Did you realize that fetuses begin perceiving sounds while in the mother’s womb? Following birth, a baby’s auditory abilities progress as they observe the visages of individuals around them and absorb ambient sounds. Over time, they even begin mimicking these auditory stimuli. However, in case your infant doesn’t respond to noises, fails to awaken, or doesn’t react to the voices with smiles or babbling? Could this indicate a potential hearing loss in your baby? Hence, this blog is curated by Adro Hearing Aid, the best hearing aid centre in Chennai, exploring the essential things about congenital hearing loss.
What Does Congenital Hearing Impairment Mean?
The congenital hearing impairment is defined as the hearing inability by an individual right from the time of birth. There are many factors that contribute to the hearing impairment at the time of birth due to the premature birth condition or infections by viruses such as herpes simplex virus or rubella Apart from viruses and premature birth condition, there are also certain syndromes due to the disorder in the baby’s genetics, affecting baby’s hearing.
Genetic Disorders Leading to Congenital Hearing Impairment:
Alport Syndrome:
This genetic condition manifests as progressive hearing loss, resulting from inner ear abnormalities, alongside eye defects and kidney disease.
Goldenhar’s Syndrome:
It is one of the rare genetic disorders in infants causing impairment in eyesight and hearing, or both. Babies with Goldenhar’s Syndrome have congenital aural atresia where the ear canal inside the ear is not found leading to congenital hearing impairment.
Waardenburg Syndrome:
In the Waardenburg Syndrome, the infant’s hearing ability, skin, hair, and the iris is affected. However, hearing loss ranges from moderate to profound, occurring either in both or one ear.
Crouzon Syndrome:
Babies with this syndrome exhibit dental issues and external or middle ear malformations.
Treacher Collins Syndrome (TCS):
TCS symptoms range from mild to severe, with cases where one parent’s symptoms are subtle. However, more pronounced symptoms may appear when the genes are passed down to their offspring. Moreover, 30-50 percent of affected children may experience profound hearing loss due to TCS.
Down Syndrome:
Newborns with Down’s syndrome have an increased likelihood of permanent hearing loss in their inner ears genetically. It is found in many studies that around 38-78 percent of infants hearing loss is attributed with Down syndrome.

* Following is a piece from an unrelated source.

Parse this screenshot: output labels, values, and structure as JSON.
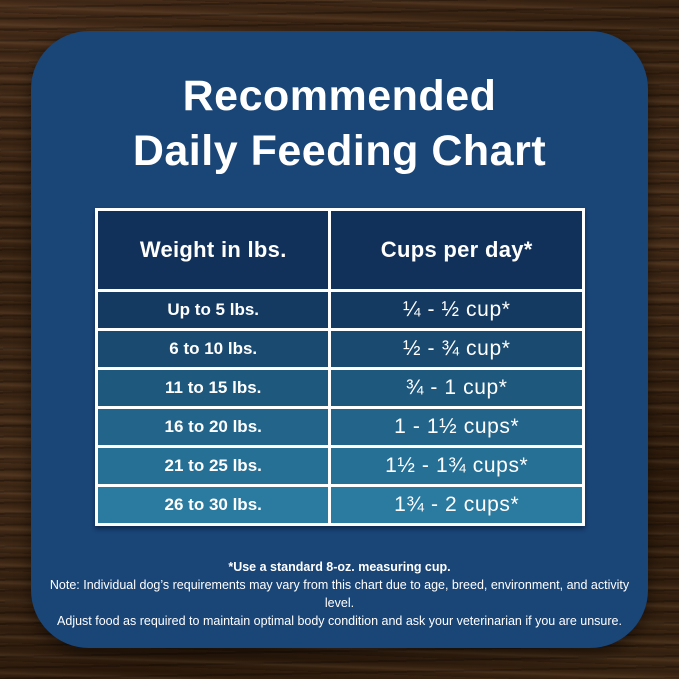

Diagnosis Of Congenital Hearing Loss
In general, hearing impairment is examined by physical examination or through the response of others calling. However, it is not easy to identify the hearing impairment in the newborns and it can lead to late treatment. The following are the methods through which one can diagnose congenital hearing loss in newborns,
Genome-Scope Newborn Sequencing
The Genome-scope newborn sequencing is the next-gen advanced technology to test the genes of the infants who have hearing loss as they can be the carrier of any genetic syndrome despite the parents having normal hearing. The testing is very simple yet offers comprehensive results. In this testing, around 1500 genes of the newborns are tested and analyzed as per the symptoms.
Treatment For Congenital Hearing Loss
The congenital hearing loss treatment typically begins before a child reaches six months of age, considering various factors such as age, behavior, personality, and the child’s developmental level. The severity of hearing loss is also a crucial consideration. Following a comprehensive analysis, the doctor may suggest various medical interventions such as ear tubes, devices of hearing, medications such as antibiotics, or surgical procedures.
Hearing loss may manifest in a newborn with or without a family history. Families may exhibit varying degrees of prevalence, with some having multiple affected individuals while others may have only one child with hearing loss. Therefore, the diagnosis from the best hearing aid centre in Nagercoil, Trichy, or Chennai becomes crucial in determining the appropriate approach and medical interventions for addressing hearing loss or any associated genetic abnormalities.